Popüler kültürün çok sevdiği Çığlık adlı resmi yaptığında, doğaya atfettiği bir sıkışmışlık, korku, endişe ve bunalım hissini onlarca yıldır ondan daha etkileyici şekilde anlatan bir imge üretilemeyeceğini elbette bilmiyordu. Yalnızlık, endişe, iç sıkıntısı, ilerleyememe ve kurtulamama hissinin görselleştirilmesi konusunda adeta bir uzman olan Munch, dışavurumcu tarzıyla da özgün bakış açısıyla da sanat tarihinde önemli bir yer edinmişti. Gerçek bir entelektüel, iyi bir okur, sadeliği seven, teknoloji meraklısı ve iç huzurunu bir türlü bulamayan Munch, gelecek nesillere miras kalacak pek çok esere imza atmıştı.

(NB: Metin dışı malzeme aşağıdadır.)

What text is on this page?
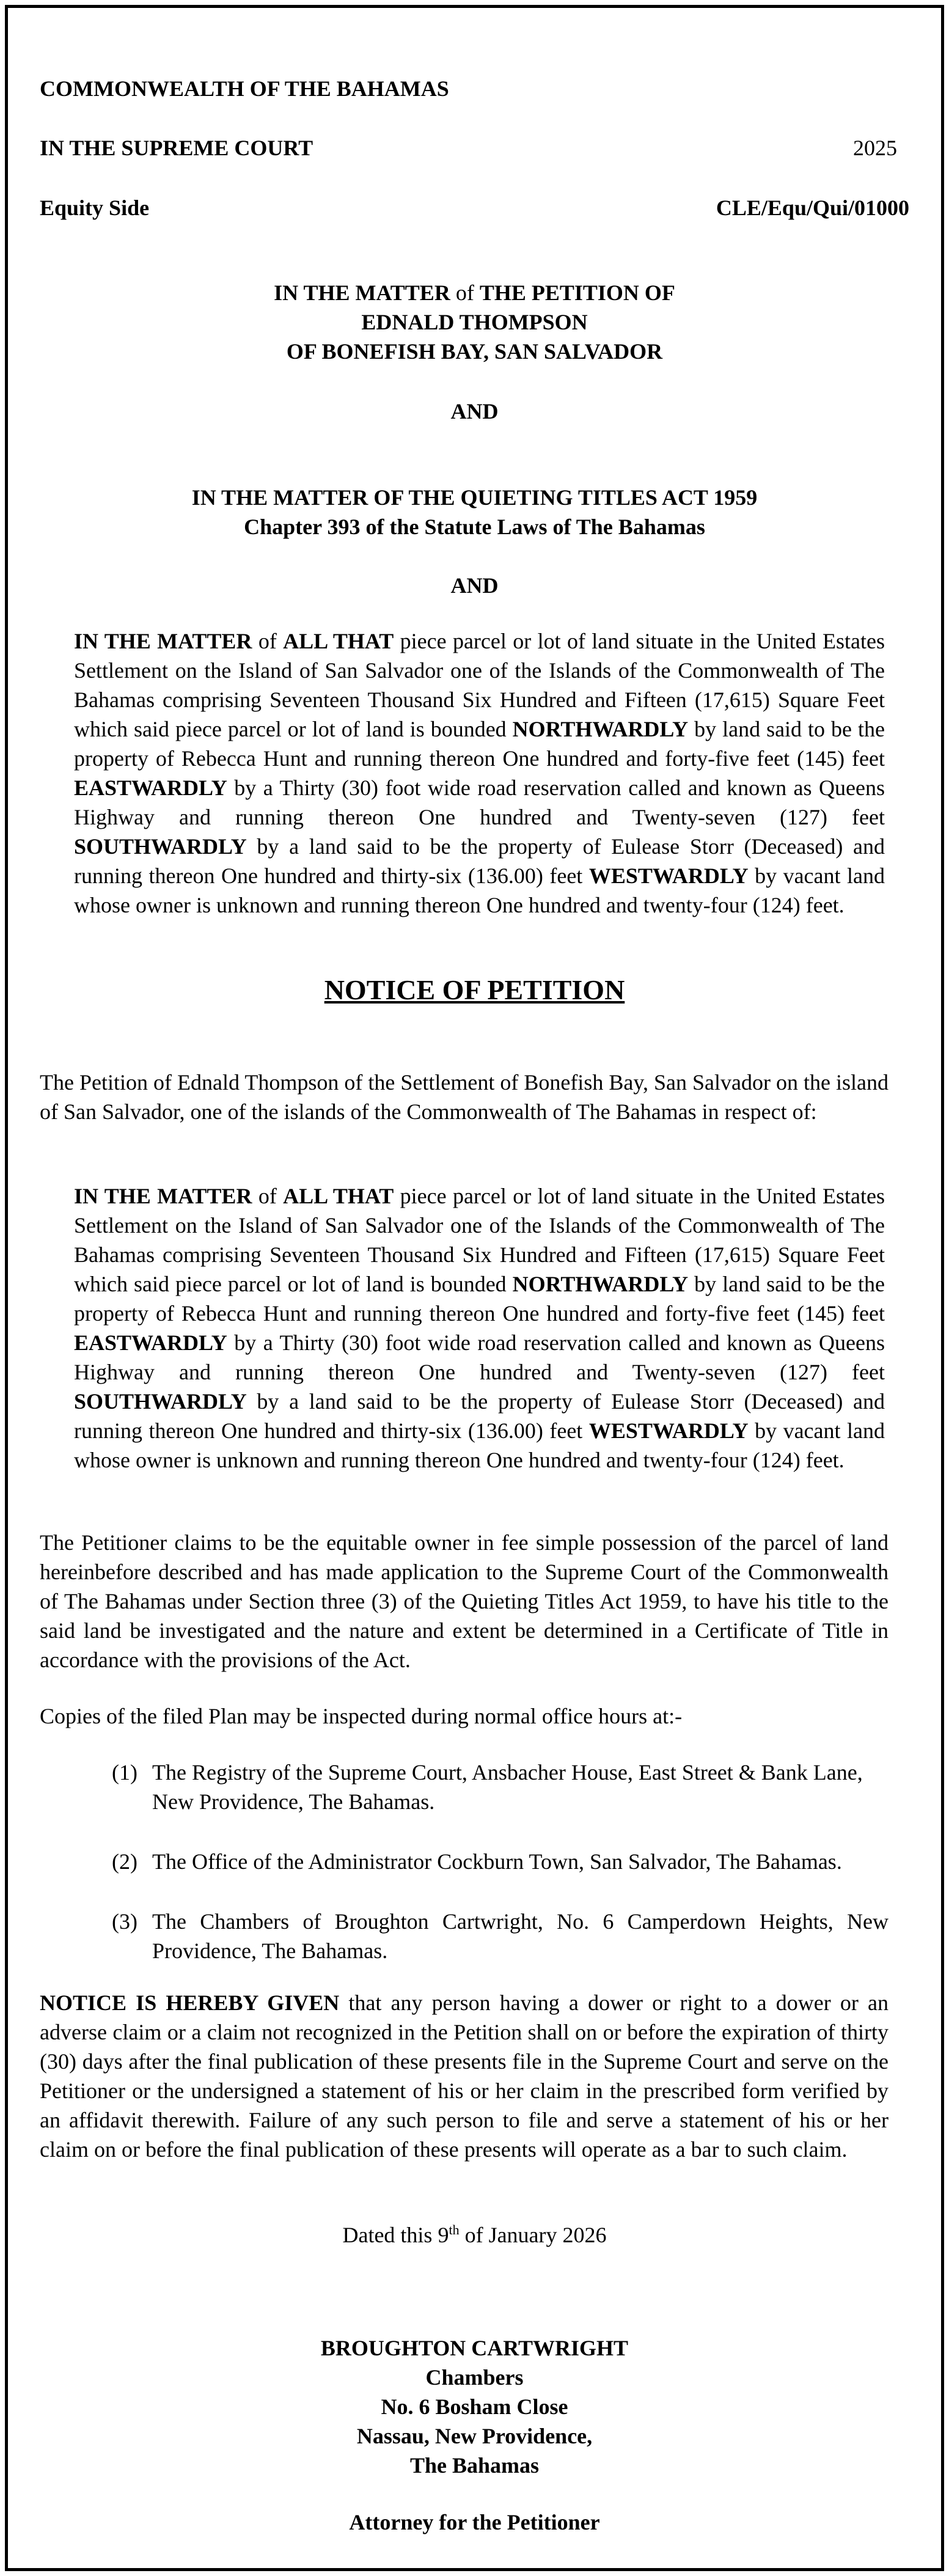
COMMONWEALTH OF THE BAHAMAS
IN THE SUPREME COURT	2025
Equity Side	CLE/Equ/Qui/01000
IN THE MATTER of THE PETITION OF
EDNALD THOMPSON
OF BONEFISH BAY, SAN SALVADOR
AND
IN THE MATTER OF THE QUIETING TITLES ACT 1959
Chapter 393 of the Statute Laws of The Bahamas
AND
IN THE MATTER of ALL THAT piece parcel or lot of land situate in the United Estates Settlement on the Island of San Salvador one of the Islands of the Commonwealth of The Bahamas comprising Seventeen Thousand Six Hundred and Fifteen (17,615) Square Feet which said piece parcel or lot of land is bounded NORTHWARDLY by land said to be the property of Rebecca Hunt and running thereon One hundred and forty-five feet (145) feet EASTWARDLY by a Thirty (30) foot wide road reservation called and known as Queens Highway and running thereon One hundred and Twenty-seven (127) feet SOUTHWARDLY by a land said to be the property of Eulease Storr (Deceased) and running thereon One hundred and thirty-six (136.00) feet WESTWARDLY by vacant land whose owner is unknown and running thereon One hundred and twenty-four (124) feet.
NOTICE OF PETITION
The Petition of Ednald Thompson of the Settlement of Bonefish Bay, San Salvador on the island of San Salvador, one of the islands of the Commonwealth of The Bahamas in respect of:
IN THE MATTER of ALL THAT piece parcel or lot of land situate in the United Estates Settlement on the Island of San Salvador one of the Islands of the Commonwealth of The Bahamas comprising Seventeen Thousand Six Hundred and Fifteen (17,615) Square Feet which said piece parcel or lot of land is bounded NORTHWARDLY by land said to be the property of Rebecca Hunt and running thereon One hundred and forty-five feet (145) feet EASTWARDLY by a Thirty (30) foot wide road reservation called and known as Queens Highway and running thereon One hundred and Twenty-seven (127) feet SOUTHWARDLY by a land said to be the property of Eulease Storr (Deceased) and running thereon One hundred and thirty-six (136.00) feet WESTWARDLY by vacant land whose owner is unknown and running thereon One hundred and twenty-four (124) feet.
The Petitioner claims to be the equitable owner in fee simple possession of the parcel of land hereinbefore described and has made application to the Supreme Court of the Commonwealth of The Bahamas under Section three (3) of the Quieting Titles Act 1959, to have his title to the said land be investigated and the nature and extent be determined in a Certificate of Title in accordance with the provisions of the Act.
Copies of the filed Plan may be inspected during normal office hours at:-
(1) The Registry of the Supreme Court, Ansbacher House, East Street & Bank Lane, New Providence, The Bahamas.
(2) The Office of the Administrator Cockburn Town, San Salvador, The Bahamas.
(3) The Chambers of Broughton Cartwright, No. 6 Camperdown Heights, New Providence, The Bahamas.
NOTICE IS HEREBY GIVEN that any person having a dower or right to a dower or an adverse claim or a claim not recognized in the Petition shall on or before the expiration of thirty (30) days after the final publication of these presents file in the Supreme Court and serve on the Petitioner or the undersigned a statement of his or her claim in the prescribed form verified by an affidavit therewith. Failure of any such person to file and serve a statement of his or her claim on or before the final publication of these presents will operate as a bar to such claim.
Dated this 9th of January 2026
BROUGHTON CARTWRIGHT
Chambers
No. 6 Bosham Close
Nassau, New Providence,
The Bahamas
Attorney for the Petitioner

Hayalperest Yayınevi’nin “Sanatın Büyük Ustaları” serisinin bu on yedinci kitabı, yirminci yüzyıl İskandinav sanatının önemli temsilcilerinden Edvard Munch’un yaşamını, insani özelliklerini ve sanatını irdeliyor. Ailesi, dostları, hatta komşularıyla ilişkileri hakkında da bilgiler içeren kitap, Munch’un eserlerine bakarken gözden kaçabilecek hususlara dikkat çekiyor, böylece sanatçının fikirlerinin daha iyi anlaşılmasına dair ipuçları veriyor.